The vineyard of Château Angélus is located in a natural amphitheater overlooking the three Saint-Emilion churches. In the middle of this special place, the sounds were amplified and the angel bells in the morning, afternoon and evening. They travel the working day in the rhythm in the surrounding villages and the men and women who take a few minutes to stop working and pray. The great French Impressionist painter Jean-François Millet immortalized this moment of prayer in his magnificent work "The Angelus", now on display at the Musée d'Orsay in Paris.

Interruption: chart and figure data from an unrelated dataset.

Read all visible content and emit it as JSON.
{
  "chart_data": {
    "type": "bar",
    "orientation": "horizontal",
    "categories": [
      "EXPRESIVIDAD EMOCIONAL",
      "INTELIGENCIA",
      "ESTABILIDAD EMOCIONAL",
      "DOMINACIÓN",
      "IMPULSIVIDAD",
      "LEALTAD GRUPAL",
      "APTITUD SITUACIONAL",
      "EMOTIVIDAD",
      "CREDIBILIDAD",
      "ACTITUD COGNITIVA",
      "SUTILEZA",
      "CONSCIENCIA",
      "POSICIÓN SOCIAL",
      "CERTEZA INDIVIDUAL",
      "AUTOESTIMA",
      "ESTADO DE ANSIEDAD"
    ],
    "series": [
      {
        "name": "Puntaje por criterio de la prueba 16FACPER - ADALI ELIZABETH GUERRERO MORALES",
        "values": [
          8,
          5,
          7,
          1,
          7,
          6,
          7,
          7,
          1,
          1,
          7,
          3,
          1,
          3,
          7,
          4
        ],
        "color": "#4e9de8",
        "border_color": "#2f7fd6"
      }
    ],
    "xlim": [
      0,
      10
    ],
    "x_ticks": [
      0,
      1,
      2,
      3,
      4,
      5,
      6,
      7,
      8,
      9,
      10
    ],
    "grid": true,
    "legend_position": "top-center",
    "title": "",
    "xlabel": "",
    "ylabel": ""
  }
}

Less than a kilometer from the famous bell tower of Saint-Emilion, situated at the acclaimed 'foot of the hill' facing south, Angélus has been the life's work of eight generations of the Boüard de Laforest family. In the probable classification of Saint-Emilion wines in 1954, Château Angélus was a Grand Cru Classé. Already at that time it benefited from a solid reputation, which gave rise to the Bordeaux wine crisis of 1973 and participated in the oenological renewal of the 1980s. In this context, Hubert de Boüard de Laforest, graduate oenologist at the University of Bordeaux, took advantage of past of this wonderful wine, while resolutely focusing on the future strategy and developing and pursuing an ambitious and innovative policy to achieve excellence in viticulture and making.